Not safely. A generic IT template treats software as a static deliverable, which an AI system is not. Model weights drift, training data shapes future behaviour, and prompt logs become evidence in regulatory inquiries. An AI RFP needs explicit clauses for data residency, model lineage, fine-tuning intellectual property, evaluation methodology, exit and decommission, and audit rights. Without those, the buyer has paid for a moving target with no clear way to inspect, replace, or retire it.
What is an AI software bill of materials and why does an Omani RFP need one?
An AI bill of materials extends the classical software bill of materials to learned components.
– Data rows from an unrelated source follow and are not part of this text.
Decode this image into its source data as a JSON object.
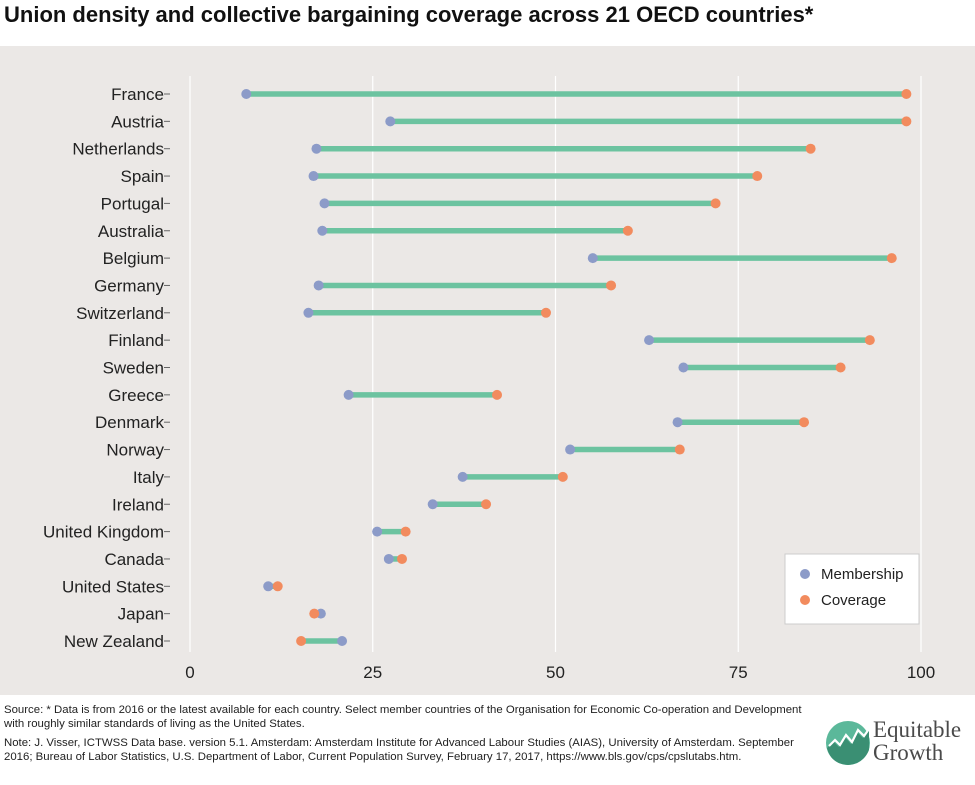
{
  "title": "Union density and collective bargaining coverage across 21 OECD countries*",
  "colors": {
    "membership": "#8c9bc8",
    "coverage": "#f28b5e",
    "bar": "#6cc3a0",
    "panel": "#ebe8e6"
  },
  "chart_data": {
    "type": "dumbbell",
    "title": "Union density and collective bargaining coverage across 21 OECD countries*",
    "xlim": [
      0,
      100
    ],
    "x_ticks": [
      "0",
      "25",
      "50",
      "75",
      "100"
    ],
    "grid": "vertical",
    "legend_position": "bottom-right",
    "legend": [
      {
        "name": "Membership",
        "color_key": "membership"
      },
      {
        "name": "Coverage",
        "color_key": "coverage"
      }
    ],
    "series": [
      {
        "name": "Membership",
        "values": [
          7.7,
          27.4,
          17.3,
          16.9,
          18.4,
          18.1,
          55.1,
          17.6,
          16.2,
          62.8,
          67.5,
          21.7,
          66.7,
          52.0,
          37.3,
          33.2,
          25.6,
          27.2,
          10.7,
          17.9,
          20.8
        ]
      },
      {
        "name": "Coverage",
        "values": [
          98,
          98,
          84.9,
          77.6,
          71.9,
          59.9,
          96,
          57.6,
          48.7,
          93,
          89,
          42,
          84,
          67,
          51,
          40.5,
          29.5,
          29,
          12,
          17,
          15.2
        ]
      }
    ],
    "categories": [
      "France",
      "Austria",
      "Netherlands",
      "Spain",
      "Portugal",
      "Australia",
      "Belgium",
      "Germany",
      "Switzerland",
      "Finland",
      "Sweden",
      "Greece",
      "Denmark",
      "Norway",
      "Italy",
      "Ireland",
      "United Kingdom",
      "Canada",
      "United States",
      "Japan",
      "New Zealand"
    ]
  },
  "footer": {
    "source": "Source: * Data is from 2016 or the latest available for each country. Select member countries of the Organisation for Economic Co-operation and Development with roughly similar standards of living as the United States.",
    "note": "Note: J. Visser, ICTWSS Data base. version 5.1. Amsterdam: Amsterdam Institute for Advanced Labour Studies (AIAS), University of Amsterdam. September 2016; Bureau of Labor Statistics, U.S. Department of Labor, Current Population Survey, February 17, 2017, https://www.bls.gov/cps/cpslutabs.htm."
  },
  "logo": {
    "line1": "Equitable",
    "line2": "Growth",
    "icon": "growth-chart-icon"
  }
}
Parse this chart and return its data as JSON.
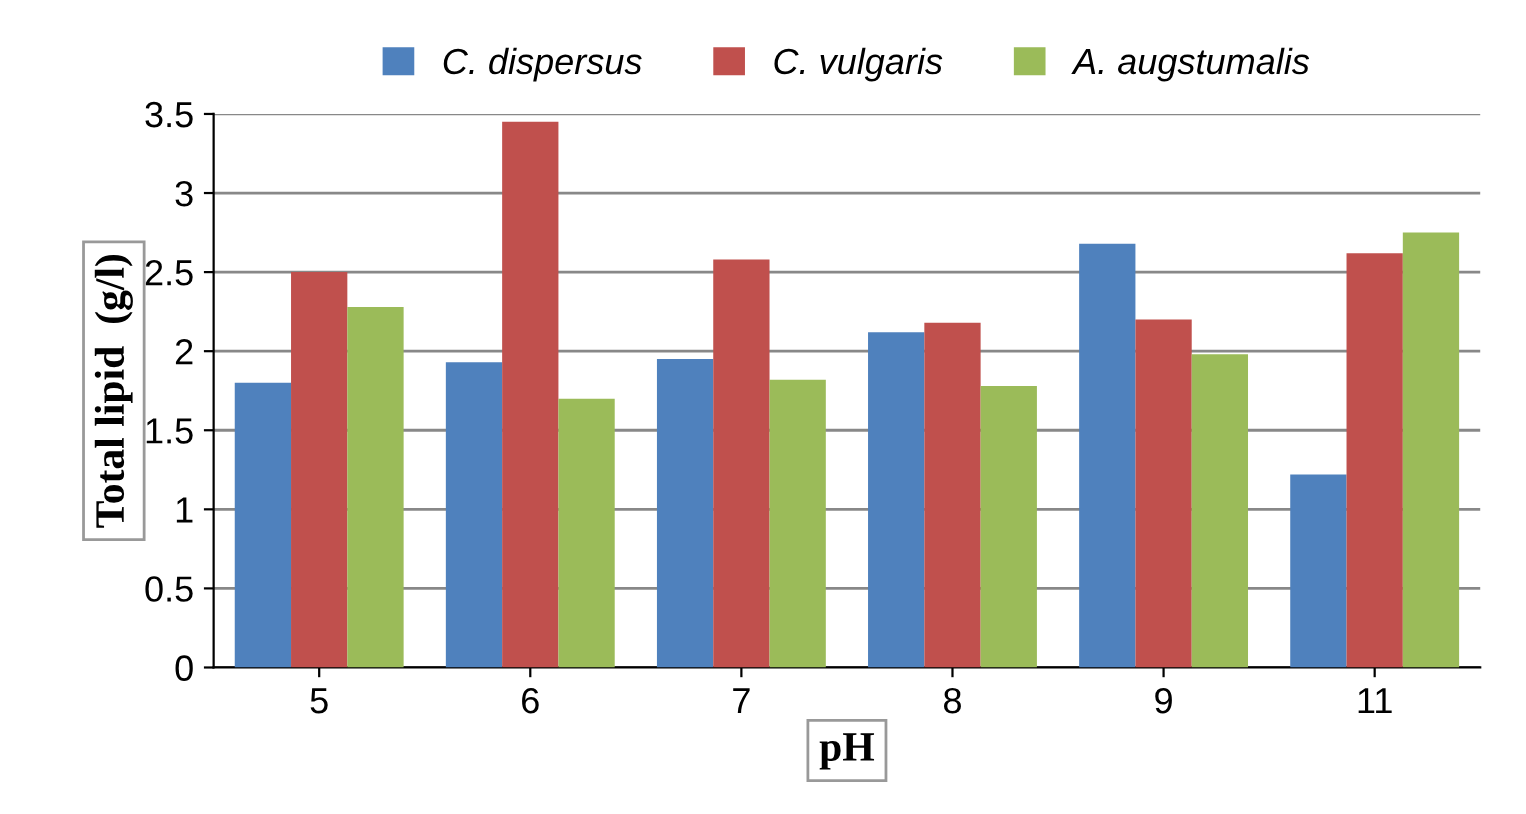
{
  "chart_data": {
    "type": "bar",
    "xlabel": "pH",
    "ylabel": "Total lipid  (g/l)",
    "categories": [
      "5",
      "6",
      "7",
      "8",
      "9",
      "11"
    ],
    "series": [
      {
        "name": "C. dispersus",
        "color": "#4f81bd",
        "values": [
          1.8,
          1.93,
          1.95,
          2.12,
          2.68,
          1.22
        ]
      },
      {
        "name": "C. vulgaris",
        "color": "#c0504d",
        "values": [
          2.5,
          3.45,
          2.58,
          2.18,
          2.2,
          2.62
        ]
      },
      {
        "name": "A. augstumalis",
        "color": "#9bbb59",
        "values": [
          2.28,
          1.7,
          1.82,
          1.78,
          1.98,
          2.75
        ]
      }
    ],
    "ylim": [
      0,
      3.5
    ],
    "yticks": [
      0,
      0.5,
      1,
      1.5,
      2,
      2.5,
      3,
      3.5
    ],
    "grid": "y",
    "legend": "top"
  }
}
It lists base model weights with version and licence, fine-tuning datasets with provenance, retrieval indexes, evaluation harnesses, and runtime libraries with their hashes. CISA's 2025 minimum-elements draft expressly anticipates this AI extension. For an Omani public-sector buyer, the AI bill of materials is the artefact that makes the model auditable five years after the original tender team has moved on.
How should the technical evaluation be structured?
Three layers. First, an automated evaluation suite of 200 to 500 representative prompts run against each shortlisted vendor in identical conditions, scored on accuracy, refusal behaviour, and latency. Second, a human-rated round on the same prompts by domain experts blinded to the vendor identity. Third, a blind A/B comparison on a sample of real workload, using the institution's actual users, with vendor names masked. Cost and commercial terms come last, after the technical merit ranking is locked.
What are the most useful red flags to spot in vendor responses?
Five recurring patterns. A cloud region cited as a sovereignty answer. Refusal to disclose base model and version. Vague training-data lineage. Pricing per token without a defined volume cap. And exit clauses that exclude fine-tuned weights and retrieval indexes from the deliverables on contract end. Any one of these is grounds to send the response back for clarification before the technical evaluation begins.